The Win-Win here is for the grower who can command price premiums and build provider relationships through being able to show their tea’s quality, purity, and heritage, Sellers obviously gain a win through reliability of supply and consumers by eliminating the fraud, misinformation and uncertainty that marks many online offers.
Consider questionable “imperial grade” China longjing green and dilute Darjeeling “region” black blends, and the pu’er market, where “Is this fake?” is a FAQ. Transparency offers major developments in global trade that provide Wins for growers. Ric Rhinehart highlights in this issue of STiR the price erosion that coffee growers face, with beans selling at $1 a pound but costing $2.50 to produce. Commodity tea faces these same threats. Transparency helps mitigate them.

Traceability Tools
Global blockchain technology will reach $16 billion in sales by 2024
Blockchain
Around 99% of all IT experts view blockchain as the coming foundation of digital commerce. The other 1% are contrarians by habit or under the influence of non-tea stimulants. A blockchain is a network where all the transactions among registered members are securely recorded and a ledger record permanently maintained. It’s been described as a digital birth certificate and resume for any product.
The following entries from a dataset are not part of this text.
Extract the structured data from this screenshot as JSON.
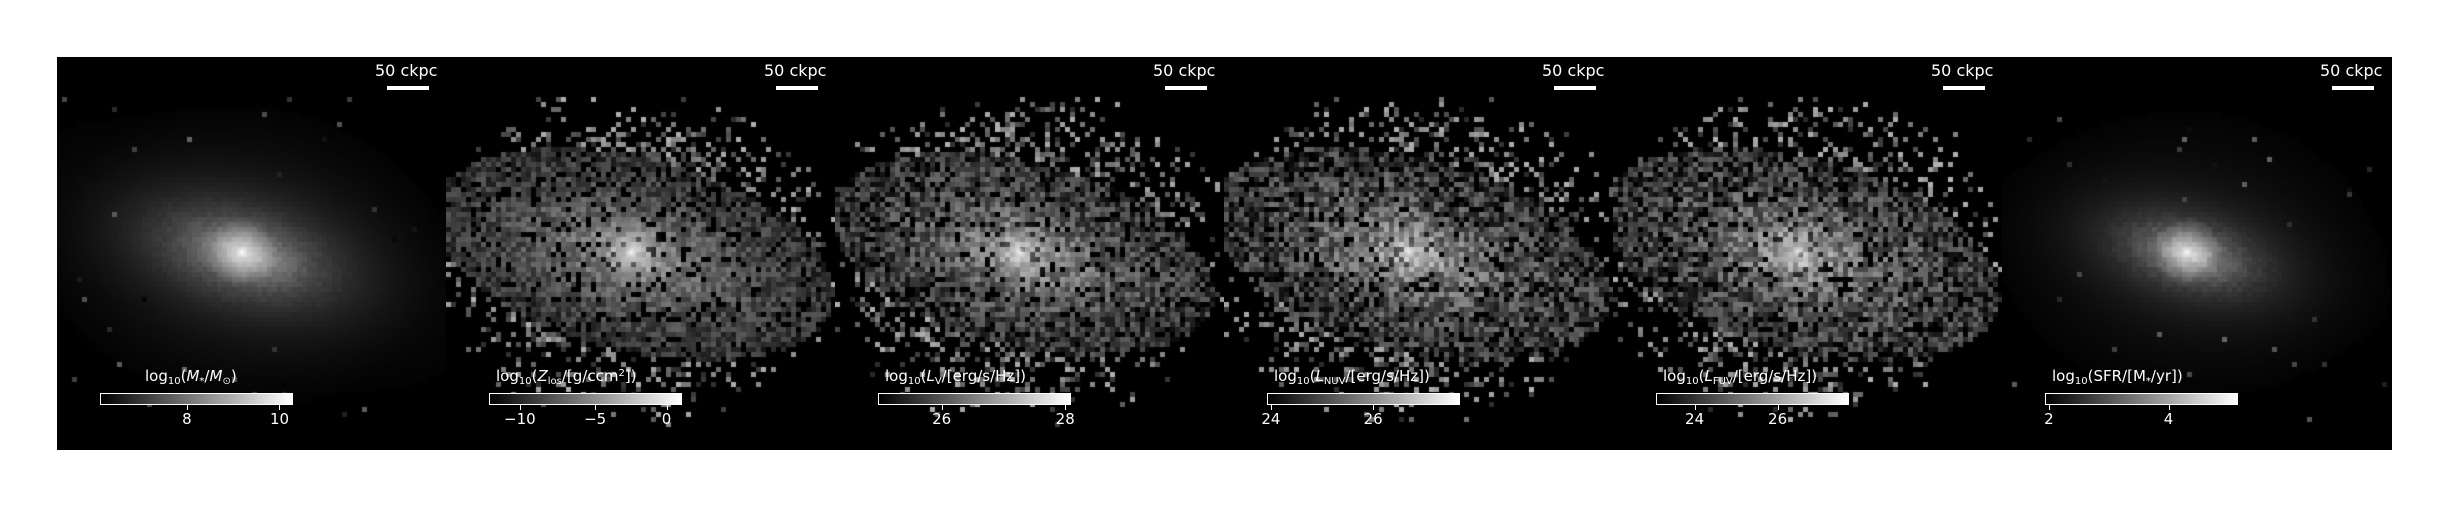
{
  "scalebar_text": "50 ckpc",
  "panels": [
    {
      "id": "mass",
      "label_html": "log<sub>10</sub>(<i>M</i><sub>*</sub>/<i>M</i><sub>⊙</sub>)",
      "ticks": [
        "8",
        "10"
      ],
      "tick_fracs": [
        0.45,
        0.93
      ]
    },
    {
      "id": "metallicity",
      "label_html": "log<sub>10</sub>(<i>Z</i><sub>los</sub>/[g/ccm<sup>2</sup>])",
      "ticks": [
        "−10",
        "−5",
        "0"
      ],
      "tick_fracs": [
        0.16,
        0.55,
        0.92
      ]
    },
    {
      "id": "lv",
      "label_html": "log<sub>10</sub>(<i>L</i><sub>V</sub>/[erg/s/Hz])",
      "ticks": [
        "26",
        "28"
      ],
      "tick_fracs": [
        0.33,
        0.97
      ]
    },
    {
      "id": "lnuv",
      "label_html": "log<sub>10</sub>(<i>L</i><sub>NUV</sub>/[erg/s/Hz])",
      "ticks": [
        "24",
        "26"
      ],
      "tick_fracs": [
        0.02,
        0.55
      ]
    },
    {
      "id": "lfuv",
      "label_html": "log<sub>10</sub>(<i>L</i><sub>FUV</sub>/[erg/s/Hz])",
      "ticks": [
        "24",
        "26"
      ],
      "tick_fracs": [
        0.2,
        0.63
      ]
    },
    {
      "id": "sfr",
      "label_html": "log<sub>10</sub>(SFR/[M<sub>*</sub>/yr])",
      "ticks": [
        "2",
        "4"
      ],
      "tick_fracs": [
        0.02,
        0.64
      ]
    }
  ]
}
In the food industry, Walmart, Dole, Unilever, Nestle, Kroger, and other giants are partnering with IBM for a blockchain that includes smart contracting – incentive-based, with real-time payments and performance metrics. One reported benefit in the trials is the ability to track individual problem shipments (contamination, disease symptoms, etc.,) in an hour or less, versus weeks.
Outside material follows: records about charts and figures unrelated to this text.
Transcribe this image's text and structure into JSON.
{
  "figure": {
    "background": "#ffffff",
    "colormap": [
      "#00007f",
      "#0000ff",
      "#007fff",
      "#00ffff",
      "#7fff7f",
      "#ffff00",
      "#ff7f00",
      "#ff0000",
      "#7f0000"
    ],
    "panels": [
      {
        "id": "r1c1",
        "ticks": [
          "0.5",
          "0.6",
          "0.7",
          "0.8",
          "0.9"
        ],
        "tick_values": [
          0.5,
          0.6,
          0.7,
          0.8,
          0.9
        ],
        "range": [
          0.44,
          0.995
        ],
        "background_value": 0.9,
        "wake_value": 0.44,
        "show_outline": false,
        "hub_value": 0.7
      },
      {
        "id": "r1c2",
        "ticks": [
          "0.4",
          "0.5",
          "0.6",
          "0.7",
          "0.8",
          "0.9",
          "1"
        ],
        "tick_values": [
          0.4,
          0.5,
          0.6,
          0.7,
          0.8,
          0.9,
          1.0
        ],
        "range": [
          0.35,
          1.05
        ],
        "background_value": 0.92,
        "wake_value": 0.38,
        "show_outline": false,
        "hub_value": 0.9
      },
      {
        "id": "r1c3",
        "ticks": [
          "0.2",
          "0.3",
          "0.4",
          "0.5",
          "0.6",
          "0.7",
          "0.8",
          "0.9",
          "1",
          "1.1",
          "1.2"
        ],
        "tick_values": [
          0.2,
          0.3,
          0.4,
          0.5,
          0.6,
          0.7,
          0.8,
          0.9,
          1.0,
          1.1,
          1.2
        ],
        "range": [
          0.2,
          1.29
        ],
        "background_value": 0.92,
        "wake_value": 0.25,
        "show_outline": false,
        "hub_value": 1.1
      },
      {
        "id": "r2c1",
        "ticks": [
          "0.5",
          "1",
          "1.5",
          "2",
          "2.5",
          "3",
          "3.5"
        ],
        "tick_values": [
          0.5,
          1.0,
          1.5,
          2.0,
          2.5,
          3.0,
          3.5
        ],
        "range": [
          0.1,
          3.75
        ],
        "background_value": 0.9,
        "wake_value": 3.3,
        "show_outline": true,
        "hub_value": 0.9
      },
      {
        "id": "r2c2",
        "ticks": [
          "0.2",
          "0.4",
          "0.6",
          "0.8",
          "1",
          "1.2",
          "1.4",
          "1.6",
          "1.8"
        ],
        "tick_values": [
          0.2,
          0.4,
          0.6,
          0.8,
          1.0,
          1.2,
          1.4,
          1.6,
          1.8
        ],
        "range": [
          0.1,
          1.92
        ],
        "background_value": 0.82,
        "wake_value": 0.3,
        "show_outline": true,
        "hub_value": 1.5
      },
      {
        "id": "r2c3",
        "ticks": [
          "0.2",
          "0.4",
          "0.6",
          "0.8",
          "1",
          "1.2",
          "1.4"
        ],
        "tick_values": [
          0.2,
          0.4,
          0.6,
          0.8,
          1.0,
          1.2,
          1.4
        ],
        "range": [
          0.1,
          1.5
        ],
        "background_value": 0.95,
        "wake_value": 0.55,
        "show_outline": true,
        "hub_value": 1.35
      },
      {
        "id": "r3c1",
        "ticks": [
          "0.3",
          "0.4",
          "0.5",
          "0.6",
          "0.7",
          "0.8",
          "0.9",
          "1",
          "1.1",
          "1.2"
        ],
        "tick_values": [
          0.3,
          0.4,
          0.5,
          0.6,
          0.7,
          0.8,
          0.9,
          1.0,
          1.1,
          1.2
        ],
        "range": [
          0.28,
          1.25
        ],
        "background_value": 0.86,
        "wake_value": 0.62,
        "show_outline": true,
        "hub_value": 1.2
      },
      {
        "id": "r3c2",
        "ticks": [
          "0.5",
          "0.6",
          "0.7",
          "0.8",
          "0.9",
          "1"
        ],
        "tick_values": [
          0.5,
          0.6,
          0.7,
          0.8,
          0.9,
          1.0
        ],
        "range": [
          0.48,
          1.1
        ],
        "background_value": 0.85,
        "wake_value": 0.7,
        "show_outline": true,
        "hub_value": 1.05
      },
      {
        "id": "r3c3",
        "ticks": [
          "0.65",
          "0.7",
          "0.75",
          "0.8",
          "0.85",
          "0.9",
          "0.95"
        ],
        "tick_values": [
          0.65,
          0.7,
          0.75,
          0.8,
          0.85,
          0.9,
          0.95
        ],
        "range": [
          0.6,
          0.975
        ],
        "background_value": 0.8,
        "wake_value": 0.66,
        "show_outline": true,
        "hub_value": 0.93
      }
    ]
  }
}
Unilever’s blockchain pilot links thousands of tea farmers to Sainsbury, the giant UK supermarket chain, three large financial institutions, and technology services. The integrated capability will track and verify contracts, automatically triggering payments. Buyers will be able to offer preferential pricing for growers whose teas meet blockchain-verified standards for sustainability. Banks automatically track the ones that are shown to be meeting performance metrics through the time-stamped, tamper-proof records.
FSMA: Food Safety Management Act
FSMA is one of the many comprehensive international regulatory and regulatory frameworks that make traceability a requirement not an option. It establishes the next likely cliché in traceability: one step back, one step forward. At any stage, a party involved in trade must be able to show and be accountable for where the tea last came from (back) and where it is going (forward.)
QR, DNA barcodes and RFID
Packaging, shipping, and scanning are all related in traceability. QR (Quick Response) and DNA barcodes and RFID (Radio Frequency ID) provide for front-end data capture: accessing and storing information at a point of event so that it provides a continued step-by-step, process status. Shippers are using RFID to access the information needed to streamline the paperwork involved in tracking items through customs, and the traceability to reduce safety risks, and verify origins and contracts. RFID is the short-range wireless (scanning) and microchip tags (data) that are core to FedEx, UPS, and transportation tracking and tracing. Retailers rely on them for inventory control. In Japan, a few retailers are using them for consumers to get customized conversational data about the farmer and the tea in the store – from the tag.
These tools provide the infrastructure for traceability. The overall goals are to cut out blind spots in supply chain coordination and create actionable insights. They provide for new forms of certification, especially in the area of worker rights.
They are surely the coming mainstream for tomorrow’s teas.